The U.S. Senate passed legislation Thursday to allow Senate approval of any eventual agreement to lift sanctions on Iran in exchange for nuclear disarmament.
The bill's rocky road to passage revealed just how difficult it will be for the newly in charge Republicans to pass legislation without a political brawl over amendments like the one that broke out within the Republican Party in the last week unless they block consideration of amendments altogether.
That could mean far fewer chances for senators to get their favored issues to a vote, as Alaska's two Republican senators, Lisa Murkowski and Dan Sullivan, attempted to do. Murkowski's amendment would have allowed the export of U.S. crude oil, and Sullivan wanted additional restrictions on lifting sanctions on Iran.
As passed, the Iran bill would give the Senate a role in approving any deal President Barack Obama reaches with Iran to lift economic sanctions on the country and stop it from developing nuclear weapons. The White House hopes to reach an agreement by June.
After a week of floor fights and tension, lawmakers agreed to put aside the 67 amendments offered by GOP senators -- there were none by Democrats -- to move the bill as negotiated by leaders on the Senate Foreign Relations Committee, Tennessee Republican Bob Corker and Maryland Democrat Benjamin Cardin. Obama is likely to sign the bill after it moves through the House.
The final vote was 98-1. Sen. Tom Cotton, R-Arkansas, was the lone holdout, and Sen. Barbara Boxer, D-California, did not vote.
Murkowski had offered one of those sidelined amendments; it would have ended the decades-old ban on exporting U.S. crude.
After the vote Thursday, Murkowski said she was neither surprised nor bothered to see her amendment to end the crude oil export ban set aside.
She and North Dakota Democrat Heidi Heitkamp are "pushing the issue. But at the end of the day, was it critical that it be part of this bill? No."
It "was far too important in my view that we were able to advance a bill that truly did give Congress a role when it comes to an Iran agreement. So I was not about to derail a process that Sen. Corker and Sen. Cardin have worked very hard on," she said.
Lifting the crude export ban is a priority for the state's senior senator, and she wanted to highlight the fact that lifting sanctions would mean Iran could once again export crude onto the world market, while for the most part, the U.S. cannot, she has said.
But "if we can't move this policy reform on this bill, there are going to be other opportunities," she said Thursday.
Murkowski had pinned some hopes on joining the issue to an upcoming trade bill. But given how things worked out for the Iran bill, that may be a nonstarter.
"I think it's a great talking opportunity at a minimum," Murkowski said, noting that the Senate may have to close the amendment process on the trade bill as well.

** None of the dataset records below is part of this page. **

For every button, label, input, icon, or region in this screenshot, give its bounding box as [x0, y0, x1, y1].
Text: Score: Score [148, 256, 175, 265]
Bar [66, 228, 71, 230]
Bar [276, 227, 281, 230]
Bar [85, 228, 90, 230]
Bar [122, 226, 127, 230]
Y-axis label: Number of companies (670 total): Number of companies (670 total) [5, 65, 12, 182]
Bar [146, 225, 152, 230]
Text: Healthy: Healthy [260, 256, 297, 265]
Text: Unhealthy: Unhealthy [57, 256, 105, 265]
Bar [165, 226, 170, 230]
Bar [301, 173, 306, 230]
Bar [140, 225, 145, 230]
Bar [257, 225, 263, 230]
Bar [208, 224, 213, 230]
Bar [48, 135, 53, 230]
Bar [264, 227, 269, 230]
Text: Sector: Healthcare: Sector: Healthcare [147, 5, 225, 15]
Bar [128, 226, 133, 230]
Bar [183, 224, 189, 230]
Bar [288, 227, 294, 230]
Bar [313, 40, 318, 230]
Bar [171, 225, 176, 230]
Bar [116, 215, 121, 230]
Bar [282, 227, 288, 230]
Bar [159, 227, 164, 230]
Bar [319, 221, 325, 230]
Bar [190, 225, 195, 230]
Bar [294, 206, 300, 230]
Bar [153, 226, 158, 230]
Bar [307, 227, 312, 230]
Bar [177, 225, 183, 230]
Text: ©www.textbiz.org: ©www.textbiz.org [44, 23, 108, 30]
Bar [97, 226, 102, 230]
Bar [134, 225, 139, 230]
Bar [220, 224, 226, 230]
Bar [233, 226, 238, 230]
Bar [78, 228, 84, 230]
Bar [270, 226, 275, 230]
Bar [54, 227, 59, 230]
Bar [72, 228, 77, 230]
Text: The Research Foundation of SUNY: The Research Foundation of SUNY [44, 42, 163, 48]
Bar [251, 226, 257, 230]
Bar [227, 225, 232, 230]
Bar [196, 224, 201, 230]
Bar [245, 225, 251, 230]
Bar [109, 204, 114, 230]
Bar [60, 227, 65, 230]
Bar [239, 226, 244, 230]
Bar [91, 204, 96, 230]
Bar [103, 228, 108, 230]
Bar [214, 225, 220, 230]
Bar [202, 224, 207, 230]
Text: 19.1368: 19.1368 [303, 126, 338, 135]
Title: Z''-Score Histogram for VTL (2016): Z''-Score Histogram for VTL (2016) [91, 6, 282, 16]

Sullivan spoke in defense of his amendment, which would have kept the U.S. from lifting sanctions on Iran until the country is proven to no longer be a state sponsor of terrorism.
"Despite a limited amendment process that prohibited votes on amendments which would have strengthened this legislation, I voted in support of the Iran Nuclear Agreement Review Act," Sullivan said in a statement.
"I did so because the American people, through their representatives in Congress, deserve an opportunity to debate one of the most significant national security issues of our time," he said.